Bisnis.com, JAKARTA—Rupiah mencatatkan pelemahan terdalam sejak September 2011 pada pekan lalu, seiring dengan kebijakan Bank Indonesia yang akan membiarkan nilai tukar mata uang tersebut bergerak sesuai dengan permintaan pasar.
Bank sentral itu menyatakan bahwa rupiah telah bergerak menuju ke equilibrium baru dan telah mecerminan nilai fundamental ekonominya. Pernyataan tersebut disampaikan pada 23 Juli 2013 saat rupiah mencatatkan pelemahan terbesar dalam 13 bulan.

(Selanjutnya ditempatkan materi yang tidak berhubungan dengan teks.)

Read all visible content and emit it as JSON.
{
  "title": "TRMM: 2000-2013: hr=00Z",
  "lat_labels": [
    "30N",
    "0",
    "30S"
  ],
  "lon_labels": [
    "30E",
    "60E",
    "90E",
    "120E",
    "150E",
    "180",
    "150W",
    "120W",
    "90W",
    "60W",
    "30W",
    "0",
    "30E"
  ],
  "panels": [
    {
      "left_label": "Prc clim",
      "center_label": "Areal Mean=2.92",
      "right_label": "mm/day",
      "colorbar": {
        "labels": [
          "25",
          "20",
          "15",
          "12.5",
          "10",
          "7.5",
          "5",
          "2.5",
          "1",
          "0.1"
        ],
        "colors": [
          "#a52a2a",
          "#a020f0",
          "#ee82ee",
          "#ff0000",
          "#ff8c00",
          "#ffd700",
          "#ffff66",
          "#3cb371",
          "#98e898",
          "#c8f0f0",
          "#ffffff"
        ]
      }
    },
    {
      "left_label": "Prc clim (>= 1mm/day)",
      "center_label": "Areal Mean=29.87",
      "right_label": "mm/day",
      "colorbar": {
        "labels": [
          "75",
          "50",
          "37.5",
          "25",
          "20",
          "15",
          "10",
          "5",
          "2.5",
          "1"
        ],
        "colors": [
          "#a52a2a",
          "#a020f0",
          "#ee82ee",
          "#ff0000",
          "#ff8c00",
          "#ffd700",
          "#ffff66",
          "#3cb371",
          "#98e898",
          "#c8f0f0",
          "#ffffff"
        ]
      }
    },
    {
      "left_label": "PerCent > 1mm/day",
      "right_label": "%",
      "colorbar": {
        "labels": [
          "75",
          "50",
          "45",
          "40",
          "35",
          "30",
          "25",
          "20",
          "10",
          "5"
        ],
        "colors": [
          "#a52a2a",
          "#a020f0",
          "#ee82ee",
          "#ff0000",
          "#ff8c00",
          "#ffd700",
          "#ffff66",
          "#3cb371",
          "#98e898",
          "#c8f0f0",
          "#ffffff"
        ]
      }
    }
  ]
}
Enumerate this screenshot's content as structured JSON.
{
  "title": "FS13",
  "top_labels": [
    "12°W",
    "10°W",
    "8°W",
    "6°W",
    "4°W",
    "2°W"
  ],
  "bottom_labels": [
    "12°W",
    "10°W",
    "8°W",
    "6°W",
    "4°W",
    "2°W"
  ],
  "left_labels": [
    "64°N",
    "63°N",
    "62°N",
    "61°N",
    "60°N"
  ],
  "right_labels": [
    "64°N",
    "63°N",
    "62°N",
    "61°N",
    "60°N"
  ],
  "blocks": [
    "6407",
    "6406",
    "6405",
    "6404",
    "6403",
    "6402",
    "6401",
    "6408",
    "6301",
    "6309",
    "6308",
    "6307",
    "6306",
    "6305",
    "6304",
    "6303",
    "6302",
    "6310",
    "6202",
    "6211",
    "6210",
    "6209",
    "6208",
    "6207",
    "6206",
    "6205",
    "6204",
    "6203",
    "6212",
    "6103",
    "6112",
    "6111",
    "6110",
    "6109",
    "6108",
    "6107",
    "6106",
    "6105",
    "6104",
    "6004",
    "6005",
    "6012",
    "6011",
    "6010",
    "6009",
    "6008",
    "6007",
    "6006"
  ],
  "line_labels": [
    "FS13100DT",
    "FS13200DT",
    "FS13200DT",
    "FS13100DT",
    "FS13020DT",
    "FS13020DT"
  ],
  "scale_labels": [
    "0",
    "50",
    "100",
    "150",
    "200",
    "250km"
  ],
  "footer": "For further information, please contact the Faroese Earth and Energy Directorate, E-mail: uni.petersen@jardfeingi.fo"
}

Tanda-tanda kepasrahan yang diisyaratkan BI wajar adanya, mengingat defisit transaksi berjalan pada 2012 merupakan yang terhebat sejak 1996. Adapun neraca perdagangan terus defisit dalam 7 dari 8 bulan hingga Mei 2013.
Sementara itu, cadangan devisa terkuras hingga tersisa kurang dari US$100 miliar pada Juni 2013. Menurut BI, ini adalah untuk pertama kalinya sejak Februari 2011, cadangan devisa lebih rendah dari level psikologis tersebut.
“Bank Indonesia mulai membiarkan depresiasi rupiah yang lebih besar untuk menjaga cadangan devisa dan menggenjot ekspor,” kata Dian Ayu Yustina, ekonom Bank Danamon Indonesia.
“Saya masih pesimistis dengan neraca perdagangan kita karena mitra dagang kita belum menunjukkan pemulihan yang berkelanjutan, sehingga kita akan terus terbebani oleh defisit perdagangan,” sambungnya.
Rupiah anjlok 1,8% sepanjang pekan lalu menuju Rp10.266 per dollar AS pada pantauan pukul 3.46 WIB pada Jumat (26/7/13). Level spot itu bahkan sempat menyentuh 10.286 sehari sebelumnya, terendah dalam 4 tahun terakhir.